Wednesday, August 25, 2010

It's Not About the Race

Max raises an interesting question -- why do we race.  This is a good year for me to ask that question.  Last year I added triathlons to my routine.  Instead of running a marathon each Fall, and a few races the rest of the year, I trained for my first Olympic distance tri in 2009, and completed a half ironman in 2010.  Along the way I did a number of sprints for practice.  I also ran the Dublin Marathon with Spencer and Max.  That's a lot of racing.  So, I must like racing, right?  Short  answer is that I'm somewhat ambivalent about races.  There are things I like about races:  The energy at the start, the sense of accomplishment at the finish, the elation after a day has gone well.  But there are other things I don't like: the crowd scene at the start, the frustration about opportunities missed, or training errors that manifest in mile 18 . . .
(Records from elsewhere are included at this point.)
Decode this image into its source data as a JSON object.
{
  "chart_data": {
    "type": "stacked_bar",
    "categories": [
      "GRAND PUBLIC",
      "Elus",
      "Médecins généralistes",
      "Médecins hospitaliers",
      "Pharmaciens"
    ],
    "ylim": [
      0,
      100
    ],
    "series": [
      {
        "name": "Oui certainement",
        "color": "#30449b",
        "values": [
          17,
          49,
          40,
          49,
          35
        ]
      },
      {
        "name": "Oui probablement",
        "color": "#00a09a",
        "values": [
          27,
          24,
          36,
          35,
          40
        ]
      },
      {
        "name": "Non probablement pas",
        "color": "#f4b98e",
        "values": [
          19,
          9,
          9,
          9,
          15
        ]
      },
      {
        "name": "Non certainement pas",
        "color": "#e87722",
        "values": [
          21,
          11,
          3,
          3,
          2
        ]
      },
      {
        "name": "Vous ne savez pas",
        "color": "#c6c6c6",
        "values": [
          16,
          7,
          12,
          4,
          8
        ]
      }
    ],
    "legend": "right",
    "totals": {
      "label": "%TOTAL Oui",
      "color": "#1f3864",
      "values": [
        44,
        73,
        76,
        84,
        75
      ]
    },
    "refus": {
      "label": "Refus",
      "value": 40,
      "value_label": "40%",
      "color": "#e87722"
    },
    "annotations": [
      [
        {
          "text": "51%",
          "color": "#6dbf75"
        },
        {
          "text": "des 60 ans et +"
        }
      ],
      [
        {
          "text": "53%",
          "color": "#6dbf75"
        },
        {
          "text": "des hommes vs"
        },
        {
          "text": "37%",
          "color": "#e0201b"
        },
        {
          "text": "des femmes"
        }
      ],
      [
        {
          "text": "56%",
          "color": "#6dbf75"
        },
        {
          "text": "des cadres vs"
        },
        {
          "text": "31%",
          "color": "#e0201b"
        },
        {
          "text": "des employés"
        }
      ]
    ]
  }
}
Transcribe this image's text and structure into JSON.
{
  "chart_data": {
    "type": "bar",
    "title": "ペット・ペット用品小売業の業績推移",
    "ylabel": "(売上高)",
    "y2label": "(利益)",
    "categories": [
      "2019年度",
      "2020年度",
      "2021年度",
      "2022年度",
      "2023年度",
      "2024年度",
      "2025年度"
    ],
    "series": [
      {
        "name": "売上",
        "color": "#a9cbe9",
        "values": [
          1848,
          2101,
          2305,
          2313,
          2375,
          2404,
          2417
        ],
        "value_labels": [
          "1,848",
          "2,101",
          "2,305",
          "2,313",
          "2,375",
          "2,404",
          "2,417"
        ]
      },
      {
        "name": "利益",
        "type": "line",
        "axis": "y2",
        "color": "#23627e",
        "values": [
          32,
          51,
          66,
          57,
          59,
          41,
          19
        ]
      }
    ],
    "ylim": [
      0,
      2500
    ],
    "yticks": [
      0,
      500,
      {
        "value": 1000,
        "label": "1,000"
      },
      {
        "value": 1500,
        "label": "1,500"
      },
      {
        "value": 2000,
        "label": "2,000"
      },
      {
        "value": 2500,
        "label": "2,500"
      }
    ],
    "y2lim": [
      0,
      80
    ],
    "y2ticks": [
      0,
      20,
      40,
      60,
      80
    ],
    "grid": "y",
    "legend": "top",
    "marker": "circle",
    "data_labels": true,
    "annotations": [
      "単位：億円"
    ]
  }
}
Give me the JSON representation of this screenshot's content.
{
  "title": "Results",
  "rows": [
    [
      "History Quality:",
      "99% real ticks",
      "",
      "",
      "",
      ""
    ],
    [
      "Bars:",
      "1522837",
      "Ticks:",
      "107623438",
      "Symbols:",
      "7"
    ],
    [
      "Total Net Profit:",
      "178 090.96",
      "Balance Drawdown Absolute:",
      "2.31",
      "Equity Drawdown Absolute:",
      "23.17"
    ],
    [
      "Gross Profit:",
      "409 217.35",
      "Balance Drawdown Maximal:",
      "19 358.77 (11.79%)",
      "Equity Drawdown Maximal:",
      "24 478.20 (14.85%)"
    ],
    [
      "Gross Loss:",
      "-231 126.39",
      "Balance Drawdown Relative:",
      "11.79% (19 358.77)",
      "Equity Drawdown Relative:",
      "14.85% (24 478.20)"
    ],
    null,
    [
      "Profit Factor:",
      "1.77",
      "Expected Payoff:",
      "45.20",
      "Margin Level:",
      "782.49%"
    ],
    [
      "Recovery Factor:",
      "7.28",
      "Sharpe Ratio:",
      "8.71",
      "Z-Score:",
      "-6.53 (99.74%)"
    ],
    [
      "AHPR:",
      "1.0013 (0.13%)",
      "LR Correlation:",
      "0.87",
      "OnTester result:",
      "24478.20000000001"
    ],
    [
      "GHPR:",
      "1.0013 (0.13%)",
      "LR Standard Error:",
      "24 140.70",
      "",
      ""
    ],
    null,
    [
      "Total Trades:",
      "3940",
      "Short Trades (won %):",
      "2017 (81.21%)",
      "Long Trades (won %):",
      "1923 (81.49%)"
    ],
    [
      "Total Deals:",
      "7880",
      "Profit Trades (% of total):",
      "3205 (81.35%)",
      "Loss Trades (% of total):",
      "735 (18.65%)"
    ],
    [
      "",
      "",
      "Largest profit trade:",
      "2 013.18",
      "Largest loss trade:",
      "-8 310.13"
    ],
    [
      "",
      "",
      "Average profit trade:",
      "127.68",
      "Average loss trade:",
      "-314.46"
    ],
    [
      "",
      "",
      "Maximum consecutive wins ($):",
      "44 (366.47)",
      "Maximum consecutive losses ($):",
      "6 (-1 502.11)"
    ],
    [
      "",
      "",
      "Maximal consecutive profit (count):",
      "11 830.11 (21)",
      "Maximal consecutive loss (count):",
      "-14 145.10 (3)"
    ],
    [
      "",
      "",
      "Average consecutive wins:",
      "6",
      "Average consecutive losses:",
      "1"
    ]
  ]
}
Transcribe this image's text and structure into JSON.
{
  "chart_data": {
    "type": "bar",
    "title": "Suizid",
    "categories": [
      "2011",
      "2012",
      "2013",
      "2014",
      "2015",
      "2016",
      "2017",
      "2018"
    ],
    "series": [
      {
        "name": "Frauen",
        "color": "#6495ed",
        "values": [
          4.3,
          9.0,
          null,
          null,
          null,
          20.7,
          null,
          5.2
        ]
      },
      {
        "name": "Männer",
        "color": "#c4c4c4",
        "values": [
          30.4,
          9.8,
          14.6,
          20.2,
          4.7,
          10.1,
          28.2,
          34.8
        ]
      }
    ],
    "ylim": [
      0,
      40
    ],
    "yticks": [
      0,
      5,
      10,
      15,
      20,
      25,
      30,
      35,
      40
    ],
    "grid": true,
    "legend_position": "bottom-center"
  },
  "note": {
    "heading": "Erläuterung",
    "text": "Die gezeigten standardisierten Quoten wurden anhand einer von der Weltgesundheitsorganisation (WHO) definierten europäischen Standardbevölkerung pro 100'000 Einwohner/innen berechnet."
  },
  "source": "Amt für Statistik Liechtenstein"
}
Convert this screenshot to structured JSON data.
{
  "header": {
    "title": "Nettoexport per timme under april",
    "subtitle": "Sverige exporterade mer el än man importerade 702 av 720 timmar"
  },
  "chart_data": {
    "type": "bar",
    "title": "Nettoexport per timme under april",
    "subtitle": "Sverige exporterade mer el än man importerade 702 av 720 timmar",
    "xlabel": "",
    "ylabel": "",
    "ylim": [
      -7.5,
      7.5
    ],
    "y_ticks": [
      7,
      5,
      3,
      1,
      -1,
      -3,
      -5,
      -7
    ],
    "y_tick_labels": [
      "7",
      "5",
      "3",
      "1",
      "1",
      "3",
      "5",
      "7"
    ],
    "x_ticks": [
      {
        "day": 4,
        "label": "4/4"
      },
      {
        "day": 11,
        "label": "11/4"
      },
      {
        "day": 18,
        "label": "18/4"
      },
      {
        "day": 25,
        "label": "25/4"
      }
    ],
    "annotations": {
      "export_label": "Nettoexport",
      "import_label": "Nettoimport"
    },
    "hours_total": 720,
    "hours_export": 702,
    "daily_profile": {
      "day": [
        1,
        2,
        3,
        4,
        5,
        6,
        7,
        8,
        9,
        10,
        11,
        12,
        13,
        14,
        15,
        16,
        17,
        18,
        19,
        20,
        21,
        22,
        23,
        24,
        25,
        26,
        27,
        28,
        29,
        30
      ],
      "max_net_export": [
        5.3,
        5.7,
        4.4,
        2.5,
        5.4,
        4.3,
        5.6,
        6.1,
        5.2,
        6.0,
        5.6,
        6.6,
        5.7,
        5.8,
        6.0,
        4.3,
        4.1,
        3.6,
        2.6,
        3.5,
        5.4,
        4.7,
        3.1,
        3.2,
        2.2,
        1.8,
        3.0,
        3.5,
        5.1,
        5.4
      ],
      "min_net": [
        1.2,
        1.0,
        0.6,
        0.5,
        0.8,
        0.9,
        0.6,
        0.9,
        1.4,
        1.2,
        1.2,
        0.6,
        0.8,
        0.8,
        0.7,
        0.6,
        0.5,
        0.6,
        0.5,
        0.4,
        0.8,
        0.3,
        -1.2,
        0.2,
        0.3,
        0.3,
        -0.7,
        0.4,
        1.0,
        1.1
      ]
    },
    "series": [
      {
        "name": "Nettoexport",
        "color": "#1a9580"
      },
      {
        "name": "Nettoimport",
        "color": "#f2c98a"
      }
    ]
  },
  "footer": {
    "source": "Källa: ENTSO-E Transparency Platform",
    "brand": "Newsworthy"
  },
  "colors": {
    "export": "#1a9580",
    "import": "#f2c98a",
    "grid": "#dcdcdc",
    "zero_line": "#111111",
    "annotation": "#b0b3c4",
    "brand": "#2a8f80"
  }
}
The part I like, pretty much unequivocally, is the training.  I like the freedom of long runs, the conversations with friends, the variety of swimming, biking and running.  The reason for races is that they organize and motivate my training.  Without a race to train for, my workouts lack focus.  Without races, I can't measure my progress.  Without a race to train for I would not have the lurking fear of the "wall" to get me up each morning for a long workout.  The race is the end that motivates the means.  Or is it the other way around? Training is the end, and the race is the means??